Figure 2.2 Titration curve for alanine showing changes in pH with addition of sodium hydroxide

Figure 2.3 The three major forms of alanine occurring in titrations between pH 1 and 14

Amino acids lacking charged side chains show similar values for pK1 of about 2.3 that are significantly lower than the corresponding values seen in simple organic acids such as acetic acid (pK1 ~4.7). Amino acids are stronger acids than acetic acid as a result of the electrophilic properties of the α amino group that increase the tendency for the carboxyl hydrogen to dissociate.

Stereochemical representations of amino acids

Although an amino acid is represented by the skeletal diagram of Figure 2.1 it is more revealing, and certainly more informative, to impose a stereochemical view on the arrangement of atoms. In these views an attempt is made to represent the positions in space of each atom. The amino, carboxyl, hydrogen and R groups are arranged tetrahedrally around the central α carbon (Figure 2.4).

Table 2.1 The pK values for the α-carboxyl, α-amino groups and side chains found in the individual amino acids

Figure 2.4 The spatial arrangement of atoms in the amino acid alanine

The nitrogen atom (blue) is part of the amino (–NH3+) group, the oxygen atoms (red) are part of the carboxyl (–COO–) group. The remaining groups joined to the α carbon are one hydrogen atom and the R group.

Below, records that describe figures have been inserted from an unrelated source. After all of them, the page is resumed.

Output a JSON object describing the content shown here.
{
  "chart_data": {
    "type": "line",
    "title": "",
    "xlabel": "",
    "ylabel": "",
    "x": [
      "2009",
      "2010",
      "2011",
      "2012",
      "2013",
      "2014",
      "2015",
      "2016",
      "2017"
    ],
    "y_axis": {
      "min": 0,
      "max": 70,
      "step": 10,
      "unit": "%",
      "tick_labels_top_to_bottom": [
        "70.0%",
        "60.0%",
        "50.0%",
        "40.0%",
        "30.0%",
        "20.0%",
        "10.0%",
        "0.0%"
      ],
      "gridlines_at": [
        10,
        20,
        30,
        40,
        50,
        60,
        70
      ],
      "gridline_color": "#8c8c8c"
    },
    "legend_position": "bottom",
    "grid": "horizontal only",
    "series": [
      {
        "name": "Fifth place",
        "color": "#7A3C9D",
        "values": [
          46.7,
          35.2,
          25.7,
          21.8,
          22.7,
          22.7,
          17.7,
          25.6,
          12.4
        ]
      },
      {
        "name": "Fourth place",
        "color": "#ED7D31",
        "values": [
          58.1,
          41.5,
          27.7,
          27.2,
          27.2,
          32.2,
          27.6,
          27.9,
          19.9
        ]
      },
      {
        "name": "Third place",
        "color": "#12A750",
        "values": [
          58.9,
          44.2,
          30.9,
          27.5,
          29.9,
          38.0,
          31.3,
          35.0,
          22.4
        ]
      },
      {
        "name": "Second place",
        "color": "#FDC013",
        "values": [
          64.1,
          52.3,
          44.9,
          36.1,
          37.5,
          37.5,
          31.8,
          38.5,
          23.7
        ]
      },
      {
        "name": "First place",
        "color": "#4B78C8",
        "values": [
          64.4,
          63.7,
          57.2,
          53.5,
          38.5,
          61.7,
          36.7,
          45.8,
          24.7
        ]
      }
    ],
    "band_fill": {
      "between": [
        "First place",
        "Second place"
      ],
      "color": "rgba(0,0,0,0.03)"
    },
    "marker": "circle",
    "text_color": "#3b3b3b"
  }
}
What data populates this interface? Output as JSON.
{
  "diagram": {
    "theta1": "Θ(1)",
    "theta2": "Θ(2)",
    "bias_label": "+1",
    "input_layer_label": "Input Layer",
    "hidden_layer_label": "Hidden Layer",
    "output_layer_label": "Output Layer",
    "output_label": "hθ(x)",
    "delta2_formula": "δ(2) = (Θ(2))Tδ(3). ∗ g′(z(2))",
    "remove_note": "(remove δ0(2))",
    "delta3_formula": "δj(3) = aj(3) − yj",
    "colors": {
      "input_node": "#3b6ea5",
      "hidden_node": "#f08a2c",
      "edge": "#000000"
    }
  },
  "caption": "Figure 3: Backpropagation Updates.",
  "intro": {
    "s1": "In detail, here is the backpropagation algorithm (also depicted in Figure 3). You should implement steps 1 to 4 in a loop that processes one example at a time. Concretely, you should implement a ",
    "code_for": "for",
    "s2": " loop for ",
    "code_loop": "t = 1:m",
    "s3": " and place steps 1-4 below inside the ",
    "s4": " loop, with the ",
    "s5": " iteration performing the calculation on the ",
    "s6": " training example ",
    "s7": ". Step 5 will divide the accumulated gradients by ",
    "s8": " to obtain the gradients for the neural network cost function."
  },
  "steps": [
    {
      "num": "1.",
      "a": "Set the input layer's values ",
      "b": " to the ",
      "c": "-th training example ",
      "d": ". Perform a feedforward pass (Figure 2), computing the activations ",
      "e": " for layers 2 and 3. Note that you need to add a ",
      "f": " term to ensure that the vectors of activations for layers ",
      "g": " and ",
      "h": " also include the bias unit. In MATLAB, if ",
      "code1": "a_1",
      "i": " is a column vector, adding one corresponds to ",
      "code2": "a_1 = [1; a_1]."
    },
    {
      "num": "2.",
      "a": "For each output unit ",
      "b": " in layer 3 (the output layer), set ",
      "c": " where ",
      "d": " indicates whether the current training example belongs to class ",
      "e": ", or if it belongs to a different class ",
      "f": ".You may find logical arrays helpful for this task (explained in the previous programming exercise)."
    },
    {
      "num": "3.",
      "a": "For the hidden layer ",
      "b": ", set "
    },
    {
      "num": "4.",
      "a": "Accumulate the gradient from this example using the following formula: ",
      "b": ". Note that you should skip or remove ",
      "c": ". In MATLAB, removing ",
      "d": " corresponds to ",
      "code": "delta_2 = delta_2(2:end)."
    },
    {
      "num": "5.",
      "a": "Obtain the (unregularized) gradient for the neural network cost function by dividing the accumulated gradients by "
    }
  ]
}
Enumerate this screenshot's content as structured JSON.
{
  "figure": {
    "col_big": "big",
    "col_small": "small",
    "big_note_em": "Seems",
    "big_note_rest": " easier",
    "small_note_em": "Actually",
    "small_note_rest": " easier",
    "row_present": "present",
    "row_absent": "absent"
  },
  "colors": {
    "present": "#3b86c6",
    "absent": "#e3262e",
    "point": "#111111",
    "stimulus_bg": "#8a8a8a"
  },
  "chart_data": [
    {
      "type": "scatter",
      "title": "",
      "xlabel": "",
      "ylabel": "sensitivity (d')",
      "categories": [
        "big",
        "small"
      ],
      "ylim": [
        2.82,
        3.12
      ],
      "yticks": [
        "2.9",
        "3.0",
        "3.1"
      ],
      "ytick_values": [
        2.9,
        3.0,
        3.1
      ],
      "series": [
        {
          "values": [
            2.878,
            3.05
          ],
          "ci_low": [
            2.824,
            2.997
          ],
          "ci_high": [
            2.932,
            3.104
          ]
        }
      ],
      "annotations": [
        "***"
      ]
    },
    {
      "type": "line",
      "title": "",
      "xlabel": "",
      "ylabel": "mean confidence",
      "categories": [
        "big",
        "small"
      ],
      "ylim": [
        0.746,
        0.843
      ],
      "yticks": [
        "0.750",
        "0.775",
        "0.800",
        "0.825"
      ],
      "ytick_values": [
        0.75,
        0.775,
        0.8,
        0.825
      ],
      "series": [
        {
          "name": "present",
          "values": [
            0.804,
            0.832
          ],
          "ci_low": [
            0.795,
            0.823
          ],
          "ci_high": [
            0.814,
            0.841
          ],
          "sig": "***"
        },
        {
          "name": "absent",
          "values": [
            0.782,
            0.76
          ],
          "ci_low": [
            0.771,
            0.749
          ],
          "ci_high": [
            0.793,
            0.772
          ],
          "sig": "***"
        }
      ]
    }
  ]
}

The R group is responsible for the different properties of individual amino acids. As amino acids make up proteins the properties of the R group contribute considerably to the physical properties of proteins. Nineteen of the 20 amino acids found in proteins have the arrangement shown by Figure 2.4 but for the remaining amino acid, proline, an unusual cyclic ring is formed by the side chain bonding directly to the amide nitrogen (Figure 2.5).

Figure 2.5 The structure of proline – an unusual amino acid containing a five-membered pyrrolidine ring

A glance at the structures of the 20 different side chains reveals major differences in, for example, size, charge and hydrophobicity although the R group is always attached to the α carbon (C2 carbon). From the α carbon subsequent carbon atoms in the side chains are designated as β, γ, δ, ε and ζ. In some databases of protein structures the Cβ is written as CB, the Cδ as CD, Cζ as CZ, etc. Both nomenclatures are widely used. The nomenclature is generally unambiguous but care needs to be exercised when describing the atoms of the side chain of isoleucine. Isoleucine has a branched side chain in which the Cγ or CG is either a methyl group or a methylene group. In this instance the two groups are distinguished by the use of a subscript 1 and 2, i.e. CG1 and CG2. A similar line of reasoning applies to the carbon atoms of aromatic rings. In phenylalanine, for example, the aromatic ring is linked to the Cβ atom by the Cγ atom and contains two Cδ and Cε atoms (Cδ1 and Cδ2, Cε1 and Cε2) before completing ring at the Cζ (or CZ) atom.

Peptide bonds

Amino acids are joined together by the formation of a peptide bond where the amino group of one molecule reacts with the carboxyl group of the other. The reaction is described as a condensation resulting in the elimination of water and the formation of a dipeptide (Figure 2.6).